Songs
"Synchronicity I" starts the album off with a sequencer line that repeats throughout the song. Its lyrics include a term from "The Second Coming", "Spiritus Mundi" (literally "spirit of the world"), which William Butler Yeats used to refer to the collective unconscious, another of Jung's theories. "Walking in Your Footsteps" features lyrics concerning the relation between extinct dinosaurs and humans, and is followed by the jazzy "O My God". (The song recycles some lyrics from two earlier Police songs: "Three o'Clock Shit", which was never recorded on an album but was widely bootlegged from live performances, and the 1981 single "Every Little Thing She Does Is Magic"). "Mother" features screamed vocals by Summers and a frantic guitar line reminiscent of Robert Fripp (with whom Summers had previously recorded), and "Miss Gradenko" is a song about a romance in the middle of a communist bureaucracy. "Synchronicity II" features extensive use of audio feedback.
"Every Breath You Take", which begins side two of the record is possibly The Police's best-known song, with Sting's vocals on top of a steady rhythm featuring picked guitar, strong bass, and controlled drumming. Originally, the song was what Summers called a "Hammond organ thing that sounded like Billy Preston". The guitarist came up with a more interesting guitar riff which became a distinctive part of the piece. The song, released before the album, went to number 1 on both the US and UK charts, aided by a black and white video directed by Godley & Creme.
"King of Pain" features a lyrical imagery and numerous effects and instruments, while "Wrapped Around Your Finger" uses subdued keyboards. The record's closer, "Tea in the Sahara", is a quiet, eerie song about three women who meet their death in the desert; the song is based on a story from Paul Bowles' novel The Sheltering Sky. "Murder by Numbers", originally the B-side of "Every Breath You Take", was added to the CD and cassette versions of the album, and has lyrics comparing political power to the development of a serial killer.

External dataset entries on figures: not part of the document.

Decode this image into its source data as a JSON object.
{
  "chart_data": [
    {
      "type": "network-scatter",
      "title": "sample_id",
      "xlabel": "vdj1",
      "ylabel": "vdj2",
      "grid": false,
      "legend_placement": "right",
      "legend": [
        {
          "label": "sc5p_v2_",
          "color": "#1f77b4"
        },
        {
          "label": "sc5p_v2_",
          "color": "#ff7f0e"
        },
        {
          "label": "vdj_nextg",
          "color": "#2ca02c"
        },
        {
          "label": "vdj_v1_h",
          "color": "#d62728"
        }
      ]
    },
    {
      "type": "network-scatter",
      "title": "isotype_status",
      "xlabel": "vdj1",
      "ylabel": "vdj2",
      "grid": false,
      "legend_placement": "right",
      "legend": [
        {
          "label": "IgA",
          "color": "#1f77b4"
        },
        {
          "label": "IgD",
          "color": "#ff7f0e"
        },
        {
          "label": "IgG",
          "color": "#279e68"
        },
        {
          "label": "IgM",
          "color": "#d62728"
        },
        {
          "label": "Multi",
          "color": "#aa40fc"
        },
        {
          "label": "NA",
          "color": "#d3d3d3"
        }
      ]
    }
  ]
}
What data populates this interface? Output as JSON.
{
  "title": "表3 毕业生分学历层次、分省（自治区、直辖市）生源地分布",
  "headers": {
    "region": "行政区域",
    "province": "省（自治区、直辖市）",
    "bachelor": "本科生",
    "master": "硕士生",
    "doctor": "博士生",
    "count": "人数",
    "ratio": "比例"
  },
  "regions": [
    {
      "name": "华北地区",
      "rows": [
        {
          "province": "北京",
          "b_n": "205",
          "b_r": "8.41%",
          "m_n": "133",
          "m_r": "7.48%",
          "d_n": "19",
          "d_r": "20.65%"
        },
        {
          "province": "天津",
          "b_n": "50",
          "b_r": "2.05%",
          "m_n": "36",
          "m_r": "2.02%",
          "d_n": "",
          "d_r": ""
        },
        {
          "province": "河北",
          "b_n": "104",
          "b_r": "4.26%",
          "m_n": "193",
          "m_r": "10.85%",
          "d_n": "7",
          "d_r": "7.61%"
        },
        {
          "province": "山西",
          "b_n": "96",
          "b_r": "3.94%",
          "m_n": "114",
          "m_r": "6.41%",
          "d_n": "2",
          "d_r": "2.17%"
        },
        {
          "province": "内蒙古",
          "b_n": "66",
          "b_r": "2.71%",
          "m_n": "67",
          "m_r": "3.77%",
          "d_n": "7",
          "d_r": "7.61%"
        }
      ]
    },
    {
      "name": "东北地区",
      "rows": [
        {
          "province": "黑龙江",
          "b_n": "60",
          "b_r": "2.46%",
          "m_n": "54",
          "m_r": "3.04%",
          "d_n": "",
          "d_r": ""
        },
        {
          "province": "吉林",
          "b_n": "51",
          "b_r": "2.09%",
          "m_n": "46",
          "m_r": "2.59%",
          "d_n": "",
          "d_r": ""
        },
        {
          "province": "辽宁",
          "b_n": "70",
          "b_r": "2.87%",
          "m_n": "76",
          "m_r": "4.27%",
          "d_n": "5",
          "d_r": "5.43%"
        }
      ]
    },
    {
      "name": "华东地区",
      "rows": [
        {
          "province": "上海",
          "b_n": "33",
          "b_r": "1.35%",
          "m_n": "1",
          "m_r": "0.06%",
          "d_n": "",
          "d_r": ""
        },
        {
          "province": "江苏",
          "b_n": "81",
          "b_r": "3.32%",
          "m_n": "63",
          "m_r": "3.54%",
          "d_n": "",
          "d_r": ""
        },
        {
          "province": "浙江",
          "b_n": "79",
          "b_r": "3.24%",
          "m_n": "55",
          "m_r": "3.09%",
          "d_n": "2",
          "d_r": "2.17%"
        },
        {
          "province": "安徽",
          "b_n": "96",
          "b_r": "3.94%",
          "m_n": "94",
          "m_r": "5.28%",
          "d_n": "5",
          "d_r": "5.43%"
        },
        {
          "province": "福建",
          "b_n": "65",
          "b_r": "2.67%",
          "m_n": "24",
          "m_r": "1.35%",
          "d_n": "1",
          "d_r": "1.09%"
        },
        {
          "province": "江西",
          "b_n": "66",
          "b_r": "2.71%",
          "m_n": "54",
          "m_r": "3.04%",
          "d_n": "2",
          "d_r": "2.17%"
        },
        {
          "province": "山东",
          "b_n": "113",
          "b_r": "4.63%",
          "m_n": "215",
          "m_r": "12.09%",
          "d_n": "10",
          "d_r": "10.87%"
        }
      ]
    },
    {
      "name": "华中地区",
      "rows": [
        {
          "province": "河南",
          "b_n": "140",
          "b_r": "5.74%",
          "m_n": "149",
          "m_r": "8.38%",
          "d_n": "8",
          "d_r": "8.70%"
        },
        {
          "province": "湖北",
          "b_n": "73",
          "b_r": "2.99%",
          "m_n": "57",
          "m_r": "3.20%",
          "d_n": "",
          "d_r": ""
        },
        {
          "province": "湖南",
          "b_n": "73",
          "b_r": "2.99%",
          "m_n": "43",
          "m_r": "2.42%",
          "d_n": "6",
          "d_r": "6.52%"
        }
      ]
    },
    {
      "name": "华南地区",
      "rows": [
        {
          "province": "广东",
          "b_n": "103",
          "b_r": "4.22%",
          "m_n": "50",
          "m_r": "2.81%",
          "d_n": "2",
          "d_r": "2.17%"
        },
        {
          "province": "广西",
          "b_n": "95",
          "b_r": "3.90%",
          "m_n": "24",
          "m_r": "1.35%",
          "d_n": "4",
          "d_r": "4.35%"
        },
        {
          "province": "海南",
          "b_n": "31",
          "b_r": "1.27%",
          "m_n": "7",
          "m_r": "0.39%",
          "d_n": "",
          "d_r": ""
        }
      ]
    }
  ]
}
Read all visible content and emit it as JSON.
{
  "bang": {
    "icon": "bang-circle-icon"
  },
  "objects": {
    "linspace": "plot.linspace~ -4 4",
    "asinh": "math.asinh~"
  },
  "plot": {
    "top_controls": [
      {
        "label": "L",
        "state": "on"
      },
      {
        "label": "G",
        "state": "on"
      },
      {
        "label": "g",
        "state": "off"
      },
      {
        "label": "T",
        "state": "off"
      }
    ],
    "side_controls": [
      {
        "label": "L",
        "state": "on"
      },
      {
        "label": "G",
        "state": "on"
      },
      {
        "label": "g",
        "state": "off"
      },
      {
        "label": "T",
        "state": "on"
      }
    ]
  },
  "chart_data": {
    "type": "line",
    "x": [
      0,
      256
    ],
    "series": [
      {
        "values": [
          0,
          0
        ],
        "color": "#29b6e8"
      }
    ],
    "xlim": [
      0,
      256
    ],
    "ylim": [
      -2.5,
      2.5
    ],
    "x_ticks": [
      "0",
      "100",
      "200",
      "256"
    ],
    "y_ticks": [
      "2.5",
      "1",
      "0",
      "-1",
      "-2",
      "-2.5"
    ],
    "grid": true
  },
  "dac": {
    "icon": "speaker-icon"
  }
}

The album's original cover artwork was available in 36 variations, with different arrangements of the colour stripes and showing different photographs of the band members, which they took themselves. In the most common version Sting is reading a copy of Jung's Synchronicity on the front cover along with a negative/superimposed image of the actual text of the synchronicity hypothesis. A photo on the back cover also shows a close-up, but mirrored and upside-down, image of Jung's book. The original vinyl release was pressed on audiophile vinyl which appears black like most records, but is actually purple or brown when held up to the light.